Substituent effects on nitrogen isotope fractionation during abiotic reduction of nitroaromatic compounds

Compound-specific analysis of nitrogen isotope fractionation is an important tool for assessing transformation pathways of N-containing organic contaminants. We investigated ¹⁵N-fractionation during the abiotic reduction of a series of nitroaromatic compounds (NACs) with intrinsic reactivities covering almost 6 orders of magnitude to evaluate substituent effects on ¹⁵N kinetic isotope effects, KIE_N. Insights into reaction mechanisms and isotopic elementary reactions of NAC reduction were obtained from comparison of experimental results to density-functional theory (DFT) calculations of intrinsic KIEM. Apparent KIE_N values for reduction of NACs by structural Fe(II) in octahedral layers of an iron-rich clay mineral were substantial (average ±1σ of 1.038 ± 0.003), independent of the NACs' reactivity and ring substituent and larger than reported previously for reduction by Fe(II) species bound to Fe(III)(oxy)hydroxides and mercaptojuglone species (1.031 ± 0.002). DFT-calculations accounting for semiclassical contributions and quantum-mechanical tunneling yielded a KIE_N for N-O bond cleavage between 1.031 and 1.041, showed no substituent effect, and thus agreed well with experimental observations.
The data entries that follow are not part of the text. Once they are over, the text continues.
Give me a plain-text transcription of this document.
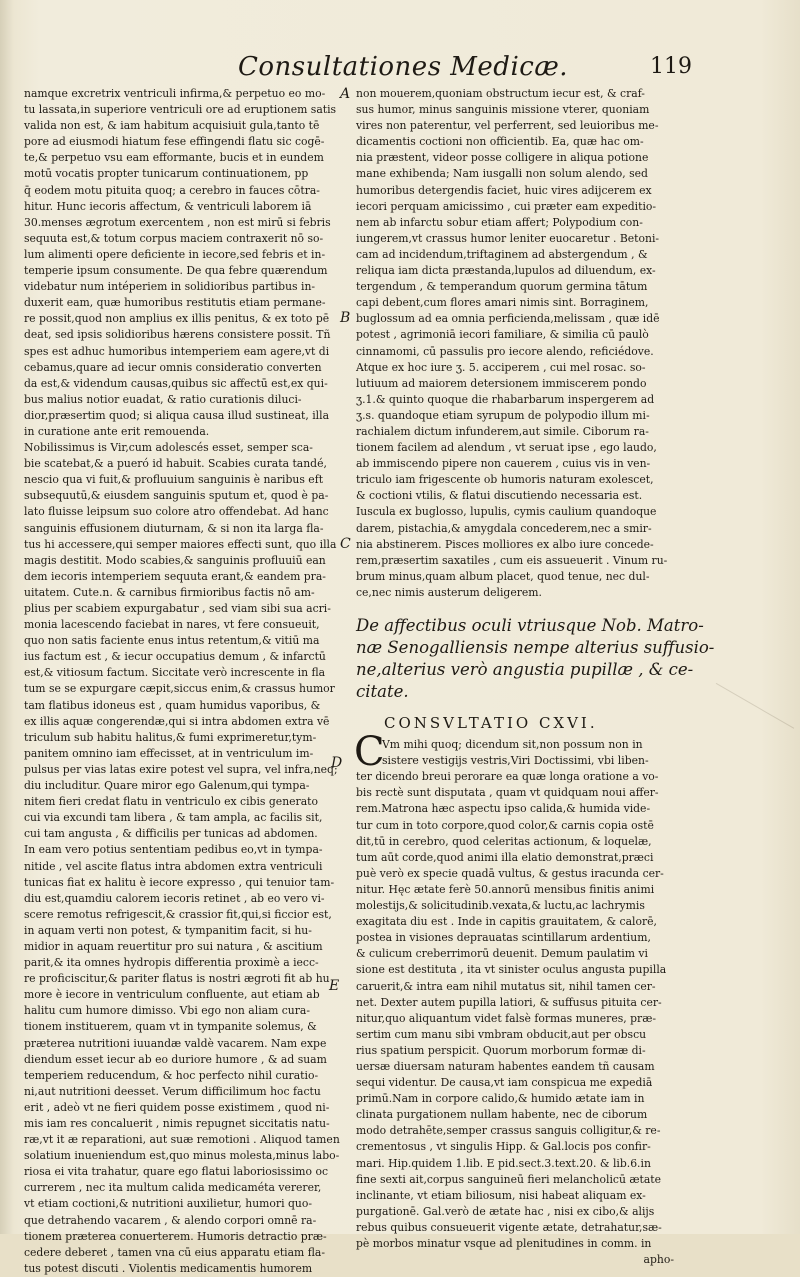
Consultationes Medicæ.	119
A
B
C
D
E
namque excretrix ventriculi infirma,& perpetuo eo mo-
tu lassata,in superiore ventriculi ore ad eruptionem satis
valida non est, & iam habitum acquisiuit gula,tanto tē
pore ad eiusmodi hiatum fese effingendi flatu sic cogē-
te,& perpetuo vsu eam efformante, bucis et in eundem
motū vocatis propter tunicarum continuationem, pp
q̄ eodem motu pituita quoq; a cerebro in fauces cōtra-
hitur. Hunc iecoris affectum, & ventriculi laborem iā
30.menses ægrotum exercentem , non est mirū si febris
sequuta est,& totum corpus maciem contraxerit nō so-
lum alimenti opere deficiente in iecore,sed febris et in-
temperie ipsum consumente. De qua febre quærendum
videbatur num intéperiem in solidioribus partibus in-
duxerit eam, quæ humoribus restitutis etiam permane-
re possit,quod non amplius ex illis penitus, & ex toto pē
deat, sed ipsis solidioribus hærens consistere possit. Tñ
spes est adhuc humoribus intemperiem eam agere,vt di
cebamus,quare ad iecur omnis consideratio converten
da est,& videndum causas,quibus sic affectū est,ex qui-
bus malius notior euadat, & ratio curationis diluci-
dior,præsertim quod; si aliqua causa illud sustineat, illa
in curatione ante erit remouenda.
Nobilissimus is Vir,cum adolescés esset, semper sca-
bie scatebat,& a pueró id habuit. Scabies curata tandé,
nescio qua vi fuit,& profluuium sanguinis è naribus eft
subsequutū,& eiusdem sanguinis sputum et, quod è pa-
lato fluisse leipsum suo colore atro offendebat. Ad hanc
sanguinis effusionem diuturnam, & si non ita larga fla-
tus hi accessere,qui semper maiores effecti sunt, quo illa
magis destitit. Modo scabies,& sanguinis profluuiū ean
dem iecoris intemperiem sequuta erant,& eandem pra-
uitatem. Cute.n. & carnibus firmioribus factis nō am-
plius per scabiem expurgabatur , sed viam sibi sua acri-
monia lacescendo faciebat in nares, vt fere consueuit,
quo non satis faciente enus intus retentum,& vitiū ma
ius factum est , & iecur occupatius demum , & infarctū
est,& vitiosum factum. Siccitate verò increscente in fla
tum se se expurgare cæpit,siccus enim,& crassus humor
tam flatibus idoneus est , quam humidus vaporibus, &
ex illis aquæ congerendæ,qui si intra abdomen extra vē
triculum sub habitu halitus,& fumi exprimeretur,tym-
panitem omnino iam effecisset, at in ventriculum im-
pulsus per vias latas exire potest vel supra, vel infra,neq;
diu includitur. Quare miror ego Galenum,qui tympa-
nitem fieri credat flatu in ventriculo ex cibis generato
cui via excundi tam libera , & tam ampla, ac facilis sit,
cui tam angusta , & difficilis per tunicas ad abdomen.
In eam vero potius sententiam pedibus eo,vt in tympa-
nitide , vel ascite flatus intra abdomen extra ventriculi
tunicas fiat ex halitu è iecore expresso , qui tenuior tam-
diu est,quamdiu calorem iecoris retinet , ab eo vero vi-
scere remotus refrigescit,& crassior fit,qui,si ficcior est,
in aquam verti non potest, & tympanitim facit, si hu-
midior in aquam reuertitur pro sui natura , & ascitium
parit,& ita omnes hydropis differentia proximè a iecc-
re proficiscitur,& pariter flatus is nostri ægroti fit ab hu
more è iecore in ventriculum confluente, aut etiam ab
halitu cum humore dimisso. Vbi ego non aliam cura-
tionem instituerem, quam vt in tympanite solemus, &
præterea nutritioni iuuandæ valdè vacarem. Nam expe
diendum esset iecur ab eo duriore humore , & ad suam
temperiem reducendum, & hoc perfecto nihil curatio-
ni,aut nutritioni deesset. Verum difficilimum hoc factu
erit , adeò vt ne fieri quidem posse existimem , quod ni-
mis iam res concaluerit , nimis repugnet siccitatis natu-
ræ,vt it æ reparationi, aut suæ remotioni . Aliquod tamen
solatium inueniendum est,quo minus molesta,minus labo-
riosa ei vita trahatur, quare ego flatui laboriosissimo oc
currerem , nec ita multum calida medicaméta vererer,
vt etiam coctioni,& nutritioni auxilietur, humori quo-
que detrahendo vacarem , & alendo corpori omnē ra-
tionem præterea conuerterem. Humoris detractio præ-
cedere deberet , tamen vna cū eius apparatu etiam fla-
tus potest discuti . Violentis medicamentis humorem
non mouerem,quoniam obstructum iecur est, & craf-
sus humor, minus sanguinis missione vterer, quoniam
vires non paterentur, vel perferrent, sed leuioribus me-
dicamentis coctioni non officientib. Ea, quæ hac om-
nia præstent, videor posse colligere in aliqua potione
mane exhibenda; Nam iusgalli non solum alendo, sed
humoribus detergendis faciet, huic vires adijcerem ex
iecori perquam amicissimo , cui præter eam expeditio-
nem ab infarctu sobur etiam affert; Polypodium con-
iungerem,vt crassus humor leniter euocaretur . Betoni-
cam ad incidendum,triftaginem ad abstergendum , &
reliqua iam dicta præstanda,lupulos ad diluendum, ex-
tergendum , & temperandum quorum germina tātum
capi debent,cum flores amari nimis sint. Borraginem,
buglossum ad ea omnia perficienda,melissam , quæ idē
potest , agrimoniā iecori familiare, & similia cū paulò
cinnamomi, cū passulis pro iecore alendo, reficiédove.
Atque ex hoc iure ʒ. 5. acciperem , cui mel rosac. so-
lutiuum ad maiorem detersionem immiscerem pondo
ʒ.1.& quinto quoque die rhabarbarum inspergerem ad
ʒ.s. quandoque etiam syrupum de polypodio illum mi-
rachialem dictum infunderem,aut simile. Ciborum ra-
tionem facilem ad alendum , vt seruat ipse , ego laudo,
ab immiscendo pipere non cauerem , cuius vis in ven-
triculo iam frigescente ob humoris naturam exolescet,
& coctioni vtilis, & flatui discutiendo necessaria est.
Iuscula ex buglosso, lupulis, cymis caulium quandoque
darem, pistachia,& amygdala concederem,nec a smir-
nia abstinerem. Pisces molliores ex albo iure concede-
rem,præsertim saxatiles , cum eis assueuerit . Vinum ru-
brum minus,quam album placet, quod tenue, nec dul-
ce,nec nimis austerum deligerem.
De affectibus oculi vtriusque Nob. Matro-
næ Senogalliensis nempe alterius suffusio-
ne,alterius verò angustia pupillæ , & ce-
citate.
CONSVLTATIO CXVI.
C
Vm mihi quoq; dicendum sit,non possum non in
sistere vestigijs vestris,Viri Doctissimi, vbi liben-
ter dicendo breui perorare ea quæ longa oratione a vo-
bis rectè sunt disputata , quam vt quidquam noui affer-
rem.Matrona hæc aspectu ipso calida,& humida vide-
tur cum in toto corpore,quod color,& carnis copia ostē
dit,tū in cerebro, quod celeritas actionum, & loquelæ,
tum aūt corde,quod animi illa elatio demonstrat,præci
puè verò ex specie quadā vultus, & gestus iracunda cer-
nitur. Hęc ætate ferè 50.annorū mensibus finitis animi
molestijs,& solicitudinib.vexata,& luctu,ac lachrymis
exagitata diu est . Inde in capitis grauitatem, & calorē,
postea in visiones deprauatas scintillarum ardentium,
& culicum creberrimorū deuenit. Demum paulatim vi
sione est destituta , ita vt sinister oculus angusta pupilla
caruerit,& intra eam nihil mutatus sit, nihil tamen cer-
net. Dexter autem pupilla latiori, & suffusus pituita cer-
nitur,quo aliquantum videt falsè formas muneres, præ-
sertim cum manu sibi vmbram obducit,aut per obscu
rius spatium perspicit. Quorum morborum formæ di-
uersæ diuersam naturam habentes eandem tñ causam
sequi videntur. De causa,vt iam conspicua me expediā
primū.Nam in corpore calido,& humido ætate iam in
clinata purgationem nullam habente, nec de ciborum
modo detrahēte,semper crassus sanguis colligitur,& re-
crementosus , vt singulis Hipp. & Gal.locis pos confir-
mari. Hip.quidem 1.lib. E pid.sect.3.text.20. & lib.6.in
fine sexti ait,corpus sanguineū fieri melancholicū ætate
inclinante, vt etiam biliosum, nisi habeat aliquam ex-
purgationē. Gal.verò de ætate hac , nisi ex cibo,& alijs
rebus quibus consueuerit vigente ætate, detrahatur,sæ-
pè morbos minatur vsque ad plenitudines in comm. in
apho-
Calculated transition-state structures of NAC reduction intermediates were consistent with H₂O elimination from substituted N,N-dihydroxyanilines as the predominant ¹⁵N- fractionating elementary reaction. The absence of substituent effects on the apparent KIE_N of NAC reduction may simplify the practical application of ¹⁵N-fractionation data for the quantification of contaminant transformation in the environment.